Un clou chasse l'autre Brandw10
Dim 23 Juin - 20:54
Elle n'en pouvait plus de ce paysage. De cette morne région aux secrets trop bien enfouis et plus dangereux encore une fois révélés. Même là, dans la citadelle de l'Alliance, elle ne se sentait pas en sécurité. Le Chancelier, son oncle, lui avait promis un échange de bons procédés qu'elle espérait voir honoré. C'était pour cela qu'elle était là, dans cette petite pièce exigüe, apparemment la plus a même de conserver la confidentialité de cet entretien.

Dans ce boudoir accolé au bureau de Panoptès, dont la taille ne ferait probablement pas pâlir de jalousie un placard à balai, elle patientait les jambes croisées, confortablement assise sur l'épaisseur satinée d'un fauteuil rouge. Malgré sa petite taille, la pièce était richement décorée ; à demi-enfouie dans la pénombre, elle n'était illuminée que par la lumière dorée projetée par une chandelle quasiment nue, fixée au mur. De l'intérieur, on pouvait admirer non pas une, mais bel et bien deux portes. L'une d'entre elles donnait sur un prétendu cul-de-sac, dans l'un des couloirs adjacents. Ceux qui utilisaient pareil endroit ne voulaient probablement jamais être perçus côte à côte dans le reste de l'infrastructure.

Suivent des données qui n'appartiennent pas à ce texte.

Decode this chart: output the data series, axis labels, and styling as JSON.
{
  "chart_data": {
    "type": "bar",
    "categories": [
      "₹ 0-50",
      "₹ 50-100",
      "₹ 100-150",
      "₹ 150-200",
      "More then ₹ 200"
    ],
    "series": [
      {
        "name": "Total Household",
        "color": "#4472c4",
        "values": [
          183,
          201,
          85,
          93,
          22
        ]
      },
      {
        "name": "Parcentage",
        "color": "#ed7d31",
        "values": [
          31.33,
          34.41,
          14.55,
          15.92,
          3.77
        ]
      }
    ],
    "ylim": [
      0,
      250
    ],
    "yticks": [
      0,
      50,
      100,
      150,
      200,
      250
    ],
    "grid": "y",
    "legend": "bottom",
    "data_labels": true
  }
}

Finalement, après quelques minutes seulement, le pan de bois se souleva, laissant apparaître la lumière orangée du crépuscule perçant à travers les grandes fenêtres du corridor. L'oligarque était reconnaissable entre mille ; il n'avait fait aucun effort pour voiler son identité, contrairement à la princesse qui laissait encore paraître des souvenirs de ses dernières aventures, jusque dans ses vêtements de simple voyageuse. Elle déteignait violemment avec le chic de son interlocuteur, qui prenait place devant la table basse, entre eux deux.

« - Princesse Qian Binghao, » signa le visiteur d'un léger hochement du chef.

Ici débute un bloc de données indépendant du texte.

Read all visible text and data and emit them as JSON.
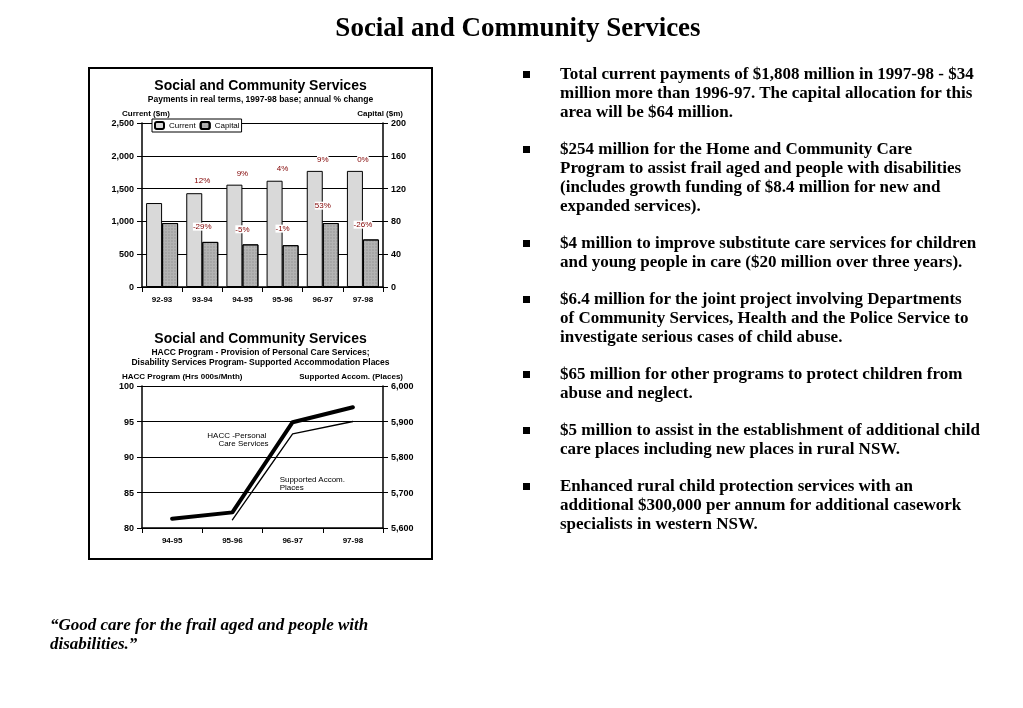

Évidemment, il était bien renseigné. Xandrie était un pays voisin après tout. Et bien plus proche des activités de ses industries que Aramila ou le Renon. C'était du moins ce que lui avait brièvement concédé le Chancelier avant de lui indiquer qu'il ne pouvait lui en dire plus. Elle s'était renseignée... mais probablement pas autant que le Grand Sapiarque.

« - Monsieur Van Beck, c'est un plaisir de vous rencontrer enfin.

- Il en va de même pour moi. Par mémoire épistopolitaine, j'ai le plus grand respect pour votre entreprise révolutionnaire. »

Ainsi il en venait directement au sujet. Quelques collations trônaient au centre de la table et Elsbeth ne fit rien d'autre que de les admirer passivement, le temps de trouver une réponse à la hauteur de la perche que lui tendait le responsable épistote. Si cet entretien était censé demeurer parfaitement secret, il semblait évident que le dainsbourgeois avait déjà préparé ses cartes et attendait à présent qu'elle courtise son pouvoir.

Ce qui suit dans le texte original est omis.